The Federal Reserve, the U.S. central bank, will trim its monthly asset purchases by another $10 billion in February to a total of $65 billion and repeated that it expects to maintain its policy rate at the current 0-0.25 percent "well past the time that the unemployment rate declines below 6.5 percent, especially if projected inflation continues to run below the Committee's 2 percent longer-run goal."
The Fed, which last month decided to wind down its extraordinary accommodative monetary policy by reducing monthly asset purchases to $75 billion from $85 billion, said it "will likely reduce the pace of asset purchases in further measured steps at future meetings" if the U.S. jobs market continues to improve and inflation moves back toward the Fed's goal.
The Fed acknowledged the improving U.S. economy, saying "growth in economic activity picked up in recent quarters," dropping the description that activity was "expanding at a moderate pace."
The Fed also said spending by households and business investment "advanced more quickly in recent months," a slightly more upbeat description than last month when the Fed said household spending and business investment "advanced."
The Fed's decision was widely expected as economists had not expected the recent volatility in financial markets, including the plunge in emerging market currencies, to deter it from continuing to normalize monetary policy at the last meeting headed by Ben Bernanke before he hands over the reins to Fed vice chair Janet Yellen.
The U.S. unemployment rate dropped to 6.7 percent in December from 7.0 percent in November, but the Fed again said it remains elevated. Some of the decline in the unemployment rate is due to people leaving the workforce.
In December the Fed pared its decision to start winding down quantitative easing by pledging to keep rates low even when the jobless rate dips below its threshold of 6.5 percent. Most economists first expect the Fed to start raising rates late 2015 while its asset purchases should finished by October.
In its latest forecast from December, the Fed sees the U.S. jobless rate easing to between 6.3 and 6.6 percent this year before falling to 5.8-6.1 percent in 2015.
But the Fed again cautioned that its decision to reduce asset purchases in "measured steps"at future meetings was not on a "preset course" and remains contingent upon the outlook for the labor market, inflation and the likely efficacy and costs of continued purchases of U.S. government bonds and mortgage-backed securities.
U.S. headline inflation remains well below the Fed's 2.0 percent objective, though it rose in December to 1.5 percent from November's 1.2 percent.
The Fed again said that it considers inflation persistently below its objective as a risk to the economy.
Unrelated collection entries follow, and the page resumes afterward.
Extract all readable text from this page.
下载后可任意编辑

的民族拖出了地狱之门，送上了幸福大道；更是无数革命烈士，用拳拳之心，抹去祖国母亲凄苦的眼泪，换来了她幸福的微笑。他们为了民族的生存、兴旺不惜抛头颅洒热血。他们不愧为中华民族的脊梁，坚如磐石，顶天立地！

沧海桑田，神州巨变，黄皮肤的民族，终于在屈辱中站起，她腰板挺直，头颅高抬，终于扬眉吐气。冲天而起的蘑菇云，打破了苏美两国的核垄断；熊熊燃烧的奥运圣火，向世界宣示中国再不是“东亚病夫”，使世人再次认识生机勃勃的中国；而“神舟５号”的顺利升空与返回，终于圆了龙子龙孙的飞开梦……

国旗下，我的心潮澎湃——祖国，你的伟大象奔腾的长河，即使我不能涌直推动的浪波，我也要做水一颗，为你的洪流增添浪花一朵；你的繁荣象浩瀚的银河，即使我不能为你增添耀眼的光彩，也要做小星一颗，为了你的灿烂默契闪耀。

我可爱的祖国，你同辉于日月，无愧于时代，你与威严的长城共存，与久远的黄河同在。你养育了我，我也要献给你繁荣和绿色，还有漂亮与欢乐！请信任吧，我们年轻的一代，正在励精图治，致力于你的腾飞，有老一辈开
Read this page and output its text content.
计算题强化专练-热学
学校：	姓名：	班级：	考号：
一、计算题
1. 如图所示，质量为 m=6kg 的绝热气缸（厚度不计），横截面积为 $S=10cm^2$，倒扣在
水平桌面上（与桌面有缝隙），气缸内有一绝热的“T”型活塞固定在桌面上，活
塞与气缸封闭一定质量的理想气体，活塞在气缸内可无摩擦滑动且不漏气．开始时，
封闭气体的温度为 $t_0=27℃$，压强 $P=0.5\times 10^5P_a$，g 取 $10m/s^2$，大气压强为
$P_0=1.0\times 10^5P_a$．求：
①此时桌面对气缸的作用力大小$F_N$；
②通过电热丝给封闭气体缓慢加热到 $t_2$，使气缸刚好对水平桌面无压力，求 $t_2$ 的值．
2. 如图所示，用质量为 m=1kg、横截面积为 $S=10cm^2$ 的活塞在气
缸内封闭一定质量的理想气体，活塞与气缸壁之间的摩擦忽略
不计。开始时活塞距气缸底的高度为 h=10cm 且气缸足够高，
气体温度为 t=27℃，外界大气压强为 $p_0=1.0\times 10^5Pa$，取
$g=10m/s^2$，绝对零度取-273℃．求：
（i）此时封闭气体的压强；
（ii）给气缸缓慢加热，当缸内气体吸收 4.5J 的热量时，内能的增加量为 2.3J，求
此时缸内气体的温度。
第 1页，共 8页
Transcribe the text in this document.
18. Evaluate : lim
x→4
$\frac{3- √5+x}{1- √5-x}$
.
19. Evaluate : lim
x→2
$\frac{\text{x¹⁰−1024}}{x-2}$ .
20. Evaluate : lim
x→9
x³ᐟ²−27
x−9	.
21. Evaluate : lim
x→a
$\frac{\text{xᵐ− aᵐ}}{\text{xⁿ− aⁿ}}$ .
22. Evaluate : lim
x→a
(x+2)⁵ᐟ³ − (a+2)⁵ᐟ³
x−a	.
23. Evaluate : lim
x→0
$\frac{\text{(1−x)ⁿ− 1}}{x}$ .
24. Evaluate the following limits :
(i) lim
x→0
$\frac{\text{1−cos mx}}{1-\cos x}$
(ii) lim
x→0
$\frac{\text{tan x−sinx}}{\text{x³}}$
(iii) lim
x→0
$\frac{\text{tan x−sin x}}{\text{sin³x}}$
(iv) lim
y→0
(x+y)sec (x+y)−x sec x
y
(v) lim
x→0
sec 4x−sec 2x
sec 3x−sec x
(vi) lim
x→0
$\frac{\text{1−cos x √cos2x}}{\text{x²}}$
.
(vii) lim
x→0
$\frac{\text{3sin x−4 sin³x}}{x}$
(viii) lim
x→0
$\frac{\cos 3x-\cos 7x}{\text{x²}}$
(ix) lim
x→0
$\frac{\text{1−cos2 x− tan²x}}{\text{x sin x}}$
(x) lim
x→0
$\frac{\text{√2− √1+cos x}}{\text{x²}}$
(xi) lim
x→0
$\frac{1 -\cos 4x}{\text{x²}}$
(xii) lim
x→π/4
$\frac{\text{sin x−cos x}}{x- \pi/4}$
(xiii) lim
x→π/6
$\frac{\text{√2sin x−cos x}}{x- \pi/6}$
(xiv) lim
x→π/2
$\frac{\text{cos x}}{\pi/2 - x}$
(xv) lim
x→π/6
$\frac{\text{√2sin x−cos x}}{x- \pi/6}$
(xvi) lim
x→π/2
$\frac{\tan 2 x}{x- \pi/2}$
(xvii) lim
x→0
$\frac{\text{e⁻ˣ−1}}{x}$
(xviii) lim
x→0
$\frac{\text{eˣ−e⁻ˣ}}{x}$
U.S. economic growth picked up in the third quarter, with Gross Domestic Product expanding by 2.0 percent from the same quarter in 2012, and economists expect stronger growth in the fourth quarter.
The Fed started its third round of quantitative easing - known as QE3 - in September 2012 by purchasing $85 billion a month of U.S. Treasury bonds and mortgage-related debt. In May 2013 Bernanke then said the Fed was considering reducing the size of its purchases in the next few meetings.